Os mísseis atingiram o alvo, provocando um incêndio.
O míssil de cruzeiro ucraniano FP-5 Flamingo à voar nos ceus de Tartaristão, neste caso o vídeo é meramente ilustativo:
A «Volgogradpromproekt» está sob sanções dos EUA, trabalhando para o complexo militar-industrial russo. A empresa produz catalisadores de combustão,
contendo ferroceno, e desenvolve tecnologias para a fabricação de produtos químicos.
As sanções ucranianas, como sempre, revelaram-se as mais eficazes.
A Rádio Liberdade mostra nas imagens de satélite (a 6ª e última imagem mais abaixo), antes e depois, as consequências do ataque noturno dos drones ucranianos de SSO-SOU ao centro logístico de «Ozon»,
em Saratov. A área do centro logístico é de 100 mil m², e o armazém ficou quase completamente destruído pelo fogo.
Imagem de satélite mostra a instalação ELOU-AVT-6 da refinaria de petróleo de Saratov após a intervenção das Forças de Defesa da Ucrânia,
que aplicaram as sanções de longo alcance:
Um incêndio de grandes proporções foi registado no local, estando ainda presentes nas instalações vestígios do combate às chamas.
Na manhã de 11 de Setembro, os drones ucranianos voltaram a atacar a empresa «Metafrax Chemicals», situada em Gubakha, na região de Perm.
A empresa é de grande importância para o complexo industrial-militar russo. A Metafrax produz metanol, urotropina, ureia, pentaeritritol e outros produtos químicos. Alguns
destes produtos são utilizados como matérias-primas e componentes na produção de explosivos, munições e outros materiais militares. Em particular, a urotropina e o pentaeritritol são
utilizados na indústria química relacionada com a produção de explosivos. É por isso que a empresa é considerada um elemento da cadeia industrial de defesa russa.
A «Metafrax Chemicals» é também uma das maiores produtoras de metanol na rússia e na Europa. Em 2024, a empresa vendeu cerca de 750 mil toneladas de metanol.
Assim, os danos e a paragem da empresa irão afetar não só a indústria química russa, mas também o fornecimento de matérias-primas químicas
que são utilizadas na produção de explosivos e produtos militares.
Na manhã de 11 de setembro, os drones ucranianos atingiram a fábrica/usina «Azot», pertencente à «Uralkhim» na
cidade de Berezniki, na região de Perm. Os moradores locais relataram várias explosões na zona industrial da fábrica, que foi atingida pelos drones ucranianos, operados pelas unidades de SSO-SOU.

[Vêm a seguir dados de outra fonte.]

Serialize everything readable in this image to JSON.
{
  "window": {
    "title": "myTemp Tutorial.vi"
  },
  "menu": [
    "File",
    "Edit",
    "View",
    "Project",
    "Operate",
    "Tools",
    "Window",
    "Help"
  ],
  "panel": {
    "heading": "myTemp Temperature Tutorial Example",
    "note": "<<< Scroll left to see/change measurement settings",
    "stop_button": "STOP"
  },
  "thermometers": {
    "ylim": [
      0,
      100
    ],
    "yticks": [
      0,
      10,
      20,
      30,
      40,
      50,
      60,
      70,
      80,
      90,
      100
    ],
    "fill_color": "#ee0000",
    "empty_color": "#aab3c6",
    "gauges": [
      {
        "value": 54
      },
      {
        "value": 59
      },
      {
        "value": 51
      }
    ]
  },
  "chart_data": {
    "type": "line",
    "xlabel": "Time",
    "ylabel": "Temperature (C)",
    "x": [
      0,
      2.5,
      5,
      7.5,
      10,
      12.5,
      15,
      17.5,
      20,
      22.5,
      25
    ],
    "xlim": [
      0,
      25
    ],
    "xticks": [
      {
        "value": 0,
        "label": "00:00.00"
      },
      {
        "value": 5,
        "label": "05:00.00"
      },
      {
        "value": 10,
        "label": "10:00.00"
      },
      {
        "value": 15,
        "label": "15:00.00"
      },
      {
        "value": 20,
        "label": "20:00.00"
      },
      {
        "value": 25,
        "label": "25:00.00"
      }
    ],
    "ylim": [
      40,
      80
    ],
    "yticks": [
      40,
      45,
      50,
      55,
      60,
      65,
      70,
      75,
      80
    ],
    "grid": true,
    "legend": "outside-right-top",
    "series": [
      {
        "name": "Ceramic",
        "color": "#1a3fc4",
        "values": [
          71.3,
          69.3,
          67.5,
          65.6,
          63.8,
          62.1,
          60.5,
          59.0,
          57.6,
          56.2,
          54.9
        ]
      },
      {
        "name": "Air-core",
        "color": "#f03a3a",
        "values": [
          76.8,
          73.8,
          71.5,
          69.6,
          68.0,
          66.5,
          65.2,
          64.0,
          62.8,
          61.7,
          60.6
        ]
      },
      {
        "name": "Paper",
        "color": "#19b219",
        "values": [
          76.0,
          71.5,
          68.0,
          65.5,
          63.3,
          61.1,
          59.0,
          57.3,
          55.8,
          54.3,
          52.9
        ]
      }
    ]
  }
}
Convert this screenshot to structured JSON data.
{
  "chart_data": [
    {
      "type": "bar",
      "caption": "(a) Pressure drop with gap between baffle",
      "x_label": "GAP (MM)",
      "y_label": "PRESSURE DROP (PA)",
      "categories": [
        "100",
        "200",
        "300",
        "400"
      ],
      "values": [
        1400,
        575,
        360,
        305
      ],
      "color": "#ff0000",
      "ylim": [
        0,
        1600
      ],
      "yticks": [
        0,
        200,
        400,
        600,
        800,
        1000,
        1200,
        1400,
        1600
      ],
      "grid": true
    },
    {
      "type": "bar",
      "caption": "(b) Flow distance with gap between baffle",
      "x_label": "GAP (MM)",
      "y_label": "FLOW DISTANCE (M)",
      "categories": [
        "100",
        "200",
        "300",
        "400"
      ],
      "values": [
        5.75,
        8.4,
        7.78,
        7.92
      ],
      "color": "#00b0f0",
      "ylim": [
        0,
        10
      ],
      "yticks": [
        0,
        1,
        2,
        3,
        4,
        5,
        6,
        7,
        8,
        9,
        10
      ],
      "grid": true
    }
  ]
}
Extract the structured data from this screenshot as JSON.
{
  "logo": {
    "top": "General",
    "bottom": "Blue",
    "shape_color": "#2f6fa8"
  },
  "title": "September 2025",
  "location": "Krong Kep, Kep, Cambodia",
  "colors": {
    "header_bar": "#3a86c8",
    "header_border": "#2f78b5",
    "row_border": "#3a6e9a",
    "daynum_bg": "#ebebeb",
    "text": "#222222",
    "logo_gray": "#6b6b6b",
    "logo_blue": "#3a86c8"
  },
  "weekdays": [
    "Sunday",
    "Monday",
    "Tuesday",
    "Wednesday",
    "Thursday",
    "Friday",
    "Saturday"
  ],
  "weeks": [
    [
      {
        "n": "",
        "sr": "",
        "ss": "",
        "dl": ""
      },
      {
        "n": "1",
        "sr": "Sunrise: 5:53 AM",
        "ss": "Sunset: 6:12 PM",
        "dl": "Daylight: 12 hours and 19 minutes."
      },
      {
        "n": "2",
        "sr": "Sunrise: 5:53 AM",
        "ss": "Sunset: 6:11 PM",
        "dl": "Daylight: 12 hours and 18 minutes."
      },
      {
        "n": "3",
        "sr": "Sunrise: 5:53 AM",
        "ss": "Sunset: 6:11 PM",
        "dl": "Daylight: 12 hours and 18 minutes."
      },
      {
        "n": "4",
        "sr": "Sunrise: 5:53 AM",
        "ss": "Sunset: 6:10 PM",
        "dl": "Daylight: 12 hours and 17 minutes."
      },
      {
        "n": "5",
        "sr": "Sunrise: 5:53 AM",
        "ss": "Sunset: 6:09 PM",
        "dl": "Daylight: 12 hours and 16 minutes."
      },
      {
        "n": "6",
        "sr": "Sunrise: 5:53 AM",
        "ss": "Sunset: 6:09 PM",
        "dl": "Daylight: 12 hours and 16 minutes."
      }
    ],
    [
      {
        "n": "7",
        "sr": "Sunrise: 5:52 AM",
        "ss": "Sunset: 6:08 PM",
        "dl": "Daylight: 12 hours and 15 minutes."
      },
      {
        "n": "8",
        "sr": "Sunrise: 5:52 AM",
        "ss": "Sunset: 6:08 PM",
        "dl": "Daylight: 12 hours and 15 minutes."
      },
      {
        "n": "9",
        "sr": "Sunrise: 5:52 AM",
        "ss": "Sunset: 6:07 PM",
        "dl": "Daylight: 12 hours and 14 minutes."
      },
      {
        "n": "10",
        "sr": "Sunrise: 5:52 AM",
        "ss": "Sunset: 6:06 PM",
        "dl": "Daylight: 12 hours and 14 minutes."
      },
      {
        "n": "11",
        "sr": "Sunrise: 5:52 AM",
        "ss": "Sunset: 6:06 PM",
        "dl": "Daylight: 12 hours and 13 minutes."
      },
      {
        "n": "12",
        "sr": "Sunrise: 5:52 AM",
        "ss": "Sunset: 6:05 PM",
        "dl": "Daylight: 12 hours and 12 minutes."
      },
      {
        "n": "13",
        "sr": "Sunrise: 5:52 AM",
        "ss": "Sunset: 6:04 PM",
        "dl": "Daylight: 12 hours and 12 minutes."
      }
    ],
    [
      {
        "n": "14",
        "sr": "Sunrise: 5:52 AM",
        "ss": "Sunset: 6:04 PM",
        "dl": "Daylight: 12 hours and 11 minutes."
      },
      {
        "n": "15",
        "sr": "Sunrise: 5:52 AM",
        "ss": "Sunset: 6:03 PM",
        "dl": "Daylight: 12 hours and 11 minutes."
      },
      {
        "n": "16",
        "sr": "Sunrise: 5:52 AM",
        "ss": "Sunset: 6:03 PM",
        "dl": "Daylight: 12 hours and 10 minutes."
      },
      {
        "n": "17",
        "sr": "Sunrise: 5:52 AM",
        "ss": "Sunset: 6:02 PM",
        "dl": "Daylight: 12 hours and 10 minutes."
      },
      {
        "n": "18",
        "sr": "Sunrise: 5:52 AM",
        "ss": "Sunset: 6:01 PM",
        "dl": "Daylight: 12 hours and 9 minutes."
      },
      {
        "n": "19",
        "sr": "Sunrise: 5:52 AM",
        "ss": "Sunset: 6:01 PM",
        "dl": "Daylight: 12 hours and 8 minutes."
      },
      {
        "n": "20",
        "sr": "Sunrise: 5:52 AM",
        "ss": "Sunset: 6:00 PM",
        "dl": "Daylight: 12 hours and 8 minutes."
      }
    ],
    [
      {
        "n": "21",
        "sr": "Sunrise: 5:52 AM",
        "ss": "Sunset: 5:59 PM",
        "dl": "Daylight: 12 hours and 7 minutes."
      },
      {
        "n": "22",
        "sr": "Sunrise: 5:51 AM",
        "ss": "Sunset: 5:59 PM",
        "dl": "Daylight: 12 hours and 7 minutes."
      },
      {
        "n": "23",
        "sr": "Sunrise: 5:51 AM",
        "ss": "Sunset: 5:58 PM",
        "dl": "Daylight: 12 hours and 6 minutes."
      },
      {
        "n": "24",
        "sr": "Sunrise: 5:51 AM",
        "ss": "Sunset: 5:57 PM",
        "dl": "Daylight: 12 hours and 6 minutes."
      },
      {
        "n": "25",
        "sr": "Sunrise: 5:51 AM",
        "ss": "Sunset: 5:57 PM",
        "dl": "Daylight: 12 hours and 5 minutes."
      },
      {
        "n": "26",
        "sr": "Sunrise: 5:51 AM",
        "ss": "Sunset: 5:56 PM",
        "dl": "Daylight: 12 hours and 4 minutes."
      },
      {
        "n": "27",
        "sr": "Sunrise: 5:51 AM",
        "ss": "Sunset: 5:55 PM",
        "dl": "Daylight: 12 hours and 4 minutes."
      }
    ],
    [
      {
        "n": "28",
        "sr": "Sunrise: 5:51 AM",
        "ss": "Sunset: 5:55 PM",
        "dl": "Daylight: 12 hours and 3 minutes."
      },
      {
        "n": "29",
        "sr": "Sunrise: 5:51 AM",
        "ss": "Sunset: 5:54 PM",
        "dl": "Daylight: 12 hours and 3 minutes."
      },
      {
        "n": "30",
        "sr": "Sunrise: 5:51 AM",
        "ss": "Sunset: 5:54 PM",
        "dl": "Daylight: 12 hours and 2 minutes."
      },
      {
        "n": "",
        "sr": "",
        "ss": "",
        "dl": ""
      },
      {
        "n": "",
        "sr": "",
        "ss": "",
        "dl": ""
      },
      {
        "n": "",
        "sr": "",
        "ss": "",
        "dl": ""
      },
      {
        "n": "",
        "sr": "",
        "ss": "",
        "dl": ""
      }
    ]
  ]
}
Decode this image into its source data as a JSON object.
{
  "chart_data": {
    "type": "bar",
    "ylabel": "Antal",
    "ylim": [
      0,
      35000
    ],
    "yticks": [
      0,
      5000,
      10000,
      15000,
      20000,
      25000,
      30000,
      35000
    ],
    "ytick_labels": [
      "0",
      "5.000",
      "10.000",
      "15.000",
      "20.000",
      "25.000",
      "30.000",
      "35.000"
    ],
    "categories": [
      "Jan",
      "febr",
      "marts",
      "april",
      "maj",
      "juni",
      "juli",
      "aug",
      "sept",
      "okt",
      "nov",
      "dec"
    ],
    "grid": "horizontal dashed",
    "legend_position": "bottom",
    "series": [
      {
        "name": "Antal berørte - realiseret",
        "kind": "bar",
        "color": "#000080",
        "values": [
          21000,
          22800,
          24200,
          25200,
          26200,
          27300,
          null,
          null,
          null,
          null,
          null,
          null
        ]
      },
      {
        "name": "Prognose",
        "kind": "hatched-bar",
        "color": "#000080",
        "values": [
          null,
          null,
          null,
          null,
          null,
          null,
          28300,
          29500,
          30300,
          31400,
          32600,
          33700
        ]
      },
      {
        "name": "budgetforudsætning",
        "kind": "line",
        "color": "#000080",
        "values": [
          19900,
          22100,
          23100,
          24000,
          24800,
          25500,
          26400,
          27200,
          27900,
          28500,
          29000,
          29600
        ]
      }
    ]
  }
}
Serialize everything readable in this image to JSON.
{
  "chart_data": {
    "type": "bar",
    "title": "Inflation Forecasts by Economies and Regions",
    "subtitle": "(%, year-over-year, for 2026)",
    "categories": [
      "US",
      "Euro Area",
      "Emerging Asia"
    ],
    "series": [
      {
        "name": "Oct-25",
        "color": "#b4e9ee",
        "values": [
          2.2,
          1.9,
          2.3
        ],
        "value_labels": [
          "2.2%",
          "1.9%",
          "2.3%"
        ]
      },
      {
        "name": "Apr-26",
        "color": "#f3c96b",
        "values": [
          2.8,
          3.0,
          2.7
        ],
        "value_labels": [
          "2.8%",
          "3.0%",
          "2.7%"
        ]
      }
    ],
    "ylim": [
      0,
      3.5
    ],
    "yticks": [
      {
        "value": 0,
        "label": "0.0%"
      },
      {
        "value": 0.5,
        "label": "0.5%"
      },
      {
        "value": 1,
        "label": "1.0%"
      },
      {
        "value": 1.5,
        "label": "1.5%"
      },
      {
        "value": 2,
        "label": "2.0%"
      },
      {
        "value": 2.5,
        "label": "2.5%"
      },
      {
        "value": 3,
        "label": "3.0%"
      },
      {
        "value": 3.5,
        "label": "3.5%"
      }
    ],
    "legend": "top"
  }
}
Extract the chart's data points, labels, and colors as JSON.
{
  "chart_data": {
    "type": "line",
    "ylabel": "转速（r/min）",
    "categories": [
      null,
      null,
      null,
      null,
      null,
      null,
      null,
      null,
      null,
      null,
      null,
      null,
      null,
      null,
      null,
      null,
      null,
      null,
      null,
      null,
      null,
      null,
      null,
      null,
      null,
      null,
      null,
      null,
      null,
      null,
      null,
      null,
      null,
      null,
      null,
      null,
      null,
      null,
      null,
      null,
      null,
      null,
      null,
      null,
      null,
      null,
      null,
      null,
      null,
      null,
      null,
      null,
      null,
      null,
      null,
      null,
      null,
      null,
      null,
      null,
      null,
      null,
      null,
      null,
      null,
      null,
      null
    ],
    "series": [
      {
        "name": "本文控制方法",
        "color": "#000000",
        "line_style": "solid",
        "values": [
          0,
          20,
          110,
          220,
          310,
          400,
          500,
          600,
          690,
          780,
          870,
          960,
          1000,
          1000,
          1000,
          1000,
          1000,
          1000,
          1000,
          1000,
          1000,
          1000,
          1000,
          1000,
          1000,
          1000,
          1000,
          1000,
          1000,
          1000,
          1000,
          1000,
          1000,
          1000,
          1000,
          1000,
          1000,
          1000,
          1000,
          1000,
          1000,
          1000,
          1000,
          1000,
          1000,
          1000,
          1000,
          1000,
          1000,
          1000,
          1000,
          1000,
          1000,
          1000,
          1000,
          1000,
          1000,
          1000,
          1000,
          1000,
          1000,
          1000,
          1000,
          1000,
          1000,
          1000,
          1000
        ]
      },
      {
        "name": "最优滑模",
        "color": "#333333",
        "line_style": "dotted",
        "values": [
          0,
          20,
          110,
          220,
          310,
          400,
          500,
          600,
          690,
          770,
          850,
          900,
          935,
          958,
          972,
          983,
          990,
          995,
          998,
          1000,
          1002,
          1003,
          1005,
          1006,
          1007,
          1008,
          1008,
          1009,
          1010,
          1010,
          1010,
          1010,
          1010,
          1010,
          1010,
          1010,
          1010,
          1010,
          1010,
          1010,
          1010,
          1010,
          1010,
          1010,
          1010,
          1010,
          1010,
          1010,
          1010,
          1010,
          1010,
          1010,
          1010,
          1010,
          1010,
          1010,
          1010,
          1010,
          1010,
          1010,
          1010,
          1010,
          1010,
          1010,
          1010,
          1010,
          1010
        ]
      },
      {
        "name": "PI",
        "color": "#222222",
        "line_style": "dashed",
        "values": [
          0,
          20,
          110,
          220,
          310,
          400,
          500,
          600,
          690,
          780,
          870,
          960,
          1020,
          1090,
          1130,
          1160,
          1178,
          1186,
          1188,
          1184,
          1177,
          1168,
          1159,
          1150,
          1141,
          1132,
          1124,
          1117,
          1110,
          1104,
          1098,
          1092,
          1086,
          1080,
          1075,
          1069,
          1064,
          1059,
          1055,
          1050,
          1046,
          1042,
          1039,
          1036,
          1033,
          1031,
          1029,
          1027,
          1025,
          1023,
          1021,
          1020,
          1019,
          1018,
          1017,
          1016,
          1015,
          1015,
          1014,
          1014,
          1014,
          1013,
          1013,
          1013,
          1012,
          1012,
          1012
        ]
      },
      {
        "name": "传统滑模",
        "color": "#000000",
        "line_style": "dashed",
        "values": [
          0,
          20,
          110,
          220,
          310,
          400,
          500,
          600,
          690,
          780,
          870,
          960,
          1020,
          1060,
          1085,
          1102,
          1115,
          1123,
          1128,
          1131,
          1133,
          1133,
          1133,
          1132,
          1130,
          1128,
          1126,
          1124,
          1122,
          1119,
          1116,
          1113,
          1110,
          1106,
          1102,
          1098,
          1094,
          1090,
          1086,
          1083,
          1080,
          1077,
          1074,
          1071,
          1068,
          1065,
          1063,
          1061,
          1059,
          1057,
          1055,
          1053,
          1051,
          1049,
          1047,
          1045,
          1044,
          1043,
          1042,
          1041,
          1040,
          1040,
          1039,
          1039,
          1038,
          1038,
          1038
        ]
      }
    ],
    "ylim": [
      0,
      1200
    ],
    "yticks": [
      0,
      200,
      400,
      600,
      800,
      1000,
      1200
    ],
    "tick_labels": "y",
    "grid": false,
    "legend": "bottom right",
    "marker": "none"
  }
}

«Azot» é um grande complexo de produção química localizado numa área de cerca de 140 hectares, que inclui cerca de 90 edifícios de produção.
A empresa é especializada na produção de amoníaco, ácido nítrico, nitrato de amónio, ureia, sais de nitrito-nitrato e outros produtos químicos azotados.
A empresa tem uma importância direta para a componente química do complexo industrial-militar russo. Em particular, o ácido nítrico concentrado produzido pela «Uralkhim»
é utilizado na produção de explosivos, e o amoníaco e o ácido nítrico são produtos básicos para a produção de uma vasta gama de produtos químicos
azotados.
Localização: 59.399784, 56.740779
Um helicóptero e um avião russos atingidos em Krasnodar
Durante o ataque ucraniano de 9 de setembro de 2026, na região de Krasnodar, foram atingidos duas aeronaves russas (os resutados do ataque confirmados pelos blogueiros militaristas russos):
- O helicóptero Mi-8AMTSh (número de série: 84) foi destruído, atingido pelo drone junto ao heliporto de Chemburka, em Anapa. O helicóptero pertencia à
318ª unidade do regimento misto de aviação independente.
- A aeronave Su-30 (número de série: 41) sofreu danos significativos, atingida por dois drones junto ao aeródromo de Vityazevo.